WOLMAN v. WALTER (1977) -- The State of Ohio provided textbooks, testing, speech and hearing diagnostic services and remedial programs for students in religious schools. The court upheld these programs, agreeing that they were "incapable of diversion to religious use." Justice Blackmun and the majority found no direct aid to religion.

COMMITTEE FOR PUBLIC EDUCATION AND RELIGIOUS LIBERTY v. REGAN (1980) -- In a case similar to WOLMAN, New York allowed private and religious schools to be compensated for operating their administration, and for using state-required tests. The court permitted the program, with Justice Byron White finding that it had a primarily secular objective.

MEULLER v. ALLEN - 1983 --Parents in Minnesota could deduct expenses for tuition, textbook costs and transportation for their children, including those attending religious schools. In a 5-4 decision, a majority of justices concurred with the program, with Chief Justice Rehnquist actually using the LEMON test to find that the result of the program was primarily secular.

AGUILAR v. FELTON (1985) -- In a replay of MCCOLLUM, a New York City practice of reimbursing the salaries of public employees who taught in parochial schools was examined.

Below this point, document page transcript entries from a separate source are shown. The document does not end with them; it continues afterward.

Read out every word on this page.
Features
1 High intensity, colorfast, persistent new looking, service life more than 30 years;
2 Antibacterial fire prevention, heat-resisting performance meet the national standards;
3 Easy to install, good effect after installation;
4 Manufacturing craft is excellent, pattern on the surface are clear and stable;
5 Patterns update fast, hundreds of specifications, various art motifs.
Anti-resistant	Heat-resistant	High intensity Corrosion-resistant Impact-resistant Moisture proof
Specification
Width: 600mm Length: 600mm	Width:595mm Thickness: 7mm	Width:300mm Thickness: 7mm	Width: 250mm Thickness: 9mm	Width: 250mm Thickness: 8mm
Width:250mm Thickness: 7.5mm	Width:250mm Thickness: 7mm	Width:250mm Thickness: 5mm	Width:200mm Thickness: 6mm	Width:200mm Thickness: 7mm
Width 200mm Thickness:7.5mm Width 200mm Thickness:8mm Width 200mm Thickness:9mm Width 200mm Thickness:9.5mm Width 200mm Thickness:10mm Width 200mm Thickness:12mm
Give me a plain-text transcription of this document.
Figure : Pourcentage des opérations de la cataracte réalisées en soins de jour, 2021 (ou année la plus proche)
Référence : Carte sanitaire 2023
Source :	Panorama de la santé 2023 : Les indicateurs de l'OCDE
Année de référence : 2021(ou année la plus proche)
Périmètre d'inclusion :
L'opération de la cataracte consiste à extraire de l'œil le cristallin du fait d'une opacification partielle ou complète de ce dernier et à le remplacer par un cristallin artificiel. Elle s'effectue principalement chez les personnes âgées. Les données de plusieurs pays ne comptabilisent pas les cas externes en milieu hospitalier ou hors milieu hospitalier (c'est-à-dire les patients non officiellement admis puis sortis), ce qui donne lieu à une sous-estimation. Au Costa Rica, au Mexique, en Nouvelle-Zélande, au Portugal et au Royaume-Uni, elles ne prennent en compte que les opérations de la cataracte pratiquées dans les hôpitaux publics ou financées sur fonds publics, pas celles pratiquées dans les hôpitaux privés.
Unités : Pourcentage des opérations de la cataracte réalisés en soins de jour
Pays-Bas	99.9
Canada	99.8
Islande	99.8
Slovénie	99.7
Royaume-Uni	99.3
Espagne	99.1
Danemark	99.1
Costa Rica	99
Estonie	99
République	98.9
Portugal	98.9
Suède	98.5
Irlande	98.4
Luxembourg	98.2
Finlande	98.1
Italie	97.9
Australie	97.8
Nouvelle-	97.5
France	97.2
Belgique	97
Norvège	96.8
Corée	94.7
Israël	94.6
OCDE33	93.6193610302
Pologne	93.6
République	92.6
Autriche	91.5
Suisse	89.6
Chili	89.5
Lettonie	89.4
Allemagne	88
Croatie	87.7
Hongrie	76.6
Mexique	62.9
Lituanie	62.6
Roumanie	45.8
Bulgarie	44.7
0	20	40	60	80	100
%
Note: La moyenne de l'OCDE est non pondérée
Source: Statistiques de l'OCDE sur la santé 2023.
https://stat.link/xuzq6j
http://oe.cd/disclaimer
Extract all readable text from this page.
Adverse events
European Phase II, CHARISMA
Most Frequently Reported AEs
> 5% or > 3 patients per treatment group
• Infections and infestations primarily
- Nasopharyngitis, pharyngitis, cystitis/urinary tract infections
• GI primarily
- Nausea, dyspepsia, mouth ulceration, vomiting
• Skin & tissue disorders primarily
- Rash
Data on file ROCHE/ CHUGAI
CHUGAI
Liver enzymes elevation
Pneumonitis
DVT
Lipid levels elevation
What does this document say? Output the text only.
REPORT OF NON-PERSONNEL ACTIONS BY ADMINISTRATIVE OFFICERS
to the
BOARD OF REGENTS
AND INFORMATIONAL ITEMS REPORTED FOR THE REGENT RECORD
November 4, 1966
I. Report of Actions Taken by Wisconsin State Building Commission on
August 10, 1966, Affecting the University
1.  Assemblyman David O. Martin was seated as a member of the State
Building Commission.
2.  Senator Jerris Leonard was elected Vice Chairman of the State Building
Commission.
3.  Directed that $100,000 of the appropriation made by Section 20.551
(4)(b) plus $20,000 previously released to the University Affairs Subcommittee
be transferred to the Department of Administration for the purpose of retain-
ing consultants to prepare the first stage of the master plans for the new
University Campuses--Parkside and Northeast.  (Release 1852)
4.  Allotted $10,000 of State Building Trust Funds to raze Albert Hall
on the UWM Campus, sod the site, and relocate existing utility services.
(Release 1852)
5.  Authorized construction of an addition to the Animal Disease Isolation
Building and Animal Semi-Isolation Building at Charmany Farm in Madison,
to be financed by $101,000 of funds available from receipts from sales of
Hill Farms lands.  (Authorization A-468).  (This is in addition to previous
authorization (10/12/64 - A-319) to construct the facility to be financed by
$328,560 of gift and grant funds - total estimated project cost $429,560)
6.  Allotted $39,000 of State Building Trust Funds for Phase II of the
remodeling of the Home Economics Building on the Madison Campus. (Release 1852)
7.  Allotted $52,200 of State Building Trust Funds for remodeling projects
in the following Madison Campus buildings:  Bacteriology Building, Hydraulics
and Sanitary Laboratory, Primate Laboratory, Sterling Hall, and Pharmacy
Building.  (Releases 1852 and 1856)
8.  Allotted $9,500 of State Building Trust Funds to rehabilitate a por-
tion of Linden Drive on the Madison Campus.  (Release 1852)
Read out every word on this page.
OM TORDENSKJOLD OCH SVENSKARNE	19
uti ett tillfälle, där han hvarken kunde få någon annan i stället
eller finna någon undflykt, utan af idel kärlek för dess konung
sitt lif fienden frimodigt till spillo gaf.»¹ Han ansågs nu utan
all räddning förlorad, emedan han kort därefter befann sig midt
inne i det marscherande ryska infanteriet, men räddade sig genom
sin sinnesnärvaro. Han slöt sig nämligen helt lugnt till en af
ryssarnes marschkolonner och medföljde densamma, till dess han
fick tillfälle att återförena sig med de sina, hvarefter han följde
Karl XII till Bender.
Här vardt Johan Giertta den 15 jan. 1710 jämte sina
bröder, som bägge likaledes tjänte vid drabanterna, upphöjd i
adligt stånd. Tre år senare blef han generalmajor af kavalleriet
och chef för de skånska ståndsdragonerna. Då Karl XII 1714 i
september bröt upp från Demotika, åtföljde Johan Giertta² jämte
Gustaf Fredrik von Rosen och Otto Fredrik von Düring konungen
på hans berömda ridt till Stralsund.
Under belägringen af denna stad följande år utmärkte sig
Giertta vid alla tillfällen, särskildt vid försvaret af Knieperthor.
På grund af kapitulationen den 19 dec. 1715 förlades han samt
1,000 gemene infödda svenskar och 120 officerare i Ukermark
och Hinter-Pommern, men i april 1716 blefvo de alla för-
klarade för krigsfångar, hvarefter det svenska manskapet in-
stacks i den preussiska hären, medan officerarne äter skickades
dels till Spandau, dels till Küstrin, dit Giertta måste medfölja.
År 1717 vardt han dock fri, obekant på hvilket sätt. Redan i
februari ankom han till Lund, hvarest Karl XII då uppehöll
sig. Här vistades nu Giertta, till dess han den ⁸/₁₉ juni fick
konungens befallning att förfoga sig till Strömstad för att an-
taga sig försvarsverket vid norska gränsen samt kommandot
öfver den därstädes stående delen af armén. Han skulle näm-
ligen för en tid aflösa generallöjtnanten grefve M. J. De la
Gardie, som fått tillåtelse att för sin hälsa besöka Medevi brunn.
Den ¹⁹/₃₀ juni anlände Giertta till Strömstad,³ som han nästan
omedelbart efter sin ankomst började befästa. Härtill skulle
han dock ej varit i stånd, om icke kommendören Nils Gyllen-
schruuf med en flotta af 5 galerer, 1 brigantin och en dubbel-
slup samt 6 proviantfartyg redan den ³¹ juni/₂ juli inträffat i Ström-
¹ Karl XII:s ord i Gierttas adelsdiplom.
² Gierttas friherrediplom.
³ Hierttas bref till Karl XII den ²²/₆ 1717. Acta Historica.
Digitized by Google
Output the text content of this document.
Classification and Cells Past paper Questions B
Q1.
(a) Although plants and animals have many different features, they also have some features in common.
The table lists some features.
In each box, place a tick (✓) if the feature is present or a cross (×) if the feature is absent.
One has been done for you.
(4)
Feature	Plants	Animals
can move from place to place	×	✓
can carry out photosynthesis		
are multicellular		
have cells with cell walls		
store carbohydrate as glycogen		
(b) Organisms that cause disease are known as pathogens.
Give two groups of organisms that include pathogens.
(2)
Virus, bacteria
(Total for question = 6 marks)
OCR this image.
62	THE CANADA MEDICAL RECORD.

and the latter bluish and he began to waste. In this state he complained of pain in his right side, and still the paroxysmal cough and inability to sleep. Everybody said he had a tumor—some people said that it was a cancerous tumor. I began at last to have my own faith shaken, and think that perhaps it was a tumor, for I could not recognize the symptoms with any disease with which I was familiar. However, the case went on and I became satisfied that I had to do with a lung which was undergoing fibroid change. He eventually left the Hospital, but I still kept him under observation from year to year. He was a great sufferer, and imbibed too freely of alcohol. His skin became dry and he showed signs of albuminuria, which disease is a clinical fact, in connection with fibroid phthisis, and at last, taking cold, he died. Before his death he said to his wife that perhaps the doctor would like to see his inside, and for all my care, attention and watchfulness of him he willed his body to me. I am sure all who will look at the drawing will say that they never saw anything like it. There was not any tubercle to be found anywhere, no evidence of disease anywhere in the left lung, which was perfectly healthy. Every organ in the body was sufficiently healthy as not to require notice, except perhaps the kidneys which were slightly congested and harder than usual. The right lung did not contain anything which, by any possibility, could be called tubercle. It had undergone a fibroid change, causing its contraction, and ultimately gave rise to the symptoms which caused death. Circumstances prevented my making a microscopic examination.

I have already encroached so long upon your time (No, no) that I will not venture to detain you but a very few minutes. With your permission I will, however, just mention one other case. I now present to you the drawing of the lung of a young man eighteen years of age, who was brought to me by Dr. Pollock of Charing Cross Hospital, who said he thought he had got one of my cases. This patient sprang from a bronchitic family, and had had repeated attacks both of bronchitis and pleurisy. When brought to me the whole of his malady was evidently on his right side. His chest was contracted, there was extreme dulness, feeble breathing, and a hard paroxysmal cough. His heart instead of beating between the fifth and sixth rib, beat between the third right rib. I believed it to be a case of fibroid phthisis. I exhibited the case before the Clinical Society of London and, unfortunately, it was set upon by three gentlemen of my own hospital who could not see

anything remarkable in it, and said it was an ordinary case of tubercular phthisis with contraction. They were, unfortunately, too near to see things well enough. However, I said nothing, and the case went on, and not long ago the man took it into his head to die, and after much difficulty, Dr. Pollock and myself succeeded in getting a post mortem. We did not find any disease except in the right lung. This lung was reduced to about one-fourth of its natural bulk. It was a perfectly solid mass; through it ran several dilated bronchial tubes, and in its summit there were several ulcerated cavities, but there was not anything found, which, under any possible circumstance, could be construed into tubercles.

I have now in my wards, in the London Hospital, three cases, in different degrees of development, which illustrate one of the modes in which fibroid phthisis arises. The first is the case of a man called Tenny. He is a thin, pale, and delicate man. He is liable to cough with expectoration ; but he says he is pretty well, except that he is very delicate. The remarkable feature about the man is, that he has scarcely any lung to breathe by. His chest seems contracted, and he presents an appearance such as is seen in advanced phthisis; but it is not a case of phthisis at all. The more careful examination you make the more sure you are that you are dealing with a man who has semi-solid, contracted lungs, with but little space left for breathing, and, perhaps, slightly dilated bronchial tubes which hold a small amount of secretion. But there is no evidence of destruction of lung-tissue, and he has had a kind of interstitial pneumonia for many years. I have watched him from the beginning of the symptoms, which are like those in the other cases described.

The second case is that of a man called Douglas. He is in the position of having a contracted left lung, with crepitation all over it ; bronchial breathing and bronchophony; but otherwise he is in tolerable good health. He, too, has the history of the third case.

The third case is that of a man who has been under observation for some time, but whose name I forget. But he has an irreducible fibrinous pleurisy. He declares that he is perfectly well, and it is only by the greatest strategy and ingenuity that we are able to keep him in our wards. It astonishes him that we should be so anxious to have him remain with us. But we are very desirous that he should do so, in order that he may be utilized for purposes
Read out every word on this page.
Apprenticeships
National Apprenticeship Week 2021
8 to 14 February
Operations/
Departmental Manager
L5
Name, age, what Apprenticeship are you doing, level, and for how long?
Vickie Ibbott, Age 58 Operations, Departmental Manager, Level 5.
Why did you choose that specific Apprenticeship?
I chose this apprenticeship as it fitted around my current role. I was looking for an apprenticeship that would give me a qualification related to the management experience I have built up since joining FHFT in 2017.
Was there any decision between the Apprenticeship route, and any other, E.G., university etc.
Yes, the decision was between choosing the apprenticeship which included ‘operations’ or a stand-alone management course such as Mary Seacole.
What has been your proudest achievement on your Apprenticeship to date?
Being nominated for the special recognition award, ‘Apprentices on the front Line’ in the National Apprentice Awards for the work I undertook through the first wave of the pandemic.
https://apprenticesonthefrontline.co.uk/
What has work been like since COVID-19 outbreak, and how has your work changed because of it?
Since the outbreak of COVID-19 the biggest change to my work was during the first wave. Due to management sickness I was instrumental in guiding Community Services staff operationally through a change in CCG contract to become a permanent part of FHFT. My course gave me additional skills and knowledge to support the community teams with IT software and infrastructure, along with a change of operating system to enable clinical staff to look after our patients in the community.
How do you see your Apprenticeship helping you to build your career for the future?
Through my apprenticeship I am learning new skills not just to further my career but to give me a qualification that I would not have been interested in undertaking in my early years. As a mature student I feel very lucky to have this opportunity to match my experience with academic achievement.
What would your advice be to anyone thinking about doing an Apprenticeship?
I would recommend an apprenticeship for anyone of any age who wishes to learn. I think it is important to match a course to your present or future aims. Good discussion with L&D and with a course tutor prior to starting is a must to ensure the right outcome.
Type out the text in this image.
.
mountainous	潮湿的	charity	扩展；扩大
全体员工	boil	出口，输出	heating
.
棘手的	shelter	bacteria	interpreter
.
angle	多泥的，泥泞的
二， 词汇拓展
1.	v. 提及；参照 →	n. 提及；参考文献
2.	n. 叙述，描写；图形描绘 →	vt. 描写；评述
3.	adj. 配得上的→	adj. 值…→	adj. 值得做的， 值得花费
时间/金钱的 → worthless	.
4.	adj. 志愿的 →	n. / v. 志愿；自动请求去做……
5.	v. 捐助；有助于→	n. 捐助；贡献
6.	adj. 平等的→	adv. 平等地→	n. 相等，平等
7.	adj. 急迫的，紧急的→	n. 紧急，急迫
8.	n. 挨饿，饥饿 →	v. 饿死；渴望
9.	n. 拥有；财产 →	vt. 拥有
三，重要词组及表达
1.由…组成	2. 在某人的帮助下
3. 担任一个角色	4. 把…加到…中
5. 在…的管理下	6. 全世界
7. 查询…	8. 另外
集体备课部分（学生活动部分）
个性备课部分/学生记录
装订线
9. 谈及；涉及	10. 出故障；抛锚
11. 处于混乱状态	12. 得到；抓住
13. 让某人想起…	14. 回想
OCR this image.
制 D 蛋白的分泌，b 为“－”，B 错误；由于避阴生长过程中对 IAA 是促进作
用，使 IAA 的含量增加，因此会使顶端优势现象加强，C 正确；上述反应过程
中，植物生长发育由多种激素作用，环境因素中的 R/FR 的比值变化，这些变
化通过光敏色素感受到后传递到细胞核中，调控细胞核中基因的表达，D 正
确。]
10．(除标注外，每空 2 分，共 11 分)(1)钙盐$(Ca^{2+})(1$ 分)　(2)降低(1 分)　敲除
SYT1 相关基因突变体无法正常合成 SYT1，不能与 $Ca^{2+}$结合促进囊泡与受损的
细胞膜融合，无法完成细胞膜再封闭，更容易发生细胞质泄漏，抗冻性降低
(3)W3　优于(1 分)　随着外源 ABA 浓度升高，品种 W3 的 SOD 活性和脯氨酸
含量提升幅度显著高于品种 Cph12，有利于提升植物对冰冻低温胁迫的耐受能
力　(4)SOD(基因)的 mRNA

By a 5-4 ruling, justices struck down the program, with Justice Brennan insisting that this created "excessive entanglement" between church and state. "In short," opined Brennan, "the religious school, which has as a primary purpose the advancement and preservation of a particular religion must endure the ongoing presence of state personnel whose primary purpose is to monitor teachers and students in an attempt to guard against the infiltration of religious thought..."

AGOSTINI v. FELTON (1997) -- This case challenged AGUILAR v. FELTON, and the high court ruled 5-4 that public school teachers could tutor private school students on site. Prior to this, the public school system required students at private and religious schools to leave their buildings and walk outside, off the property, to trailers provided by the city.

Justices cited the earlier ZOBREST ruling which allowed the use of special-needs instructors. This case reaffirmed the belief of some that certain forms of state aid to sectarian schools were permissible, did not always advance religion, and did not automatically lead to excessive entanglement between church and state.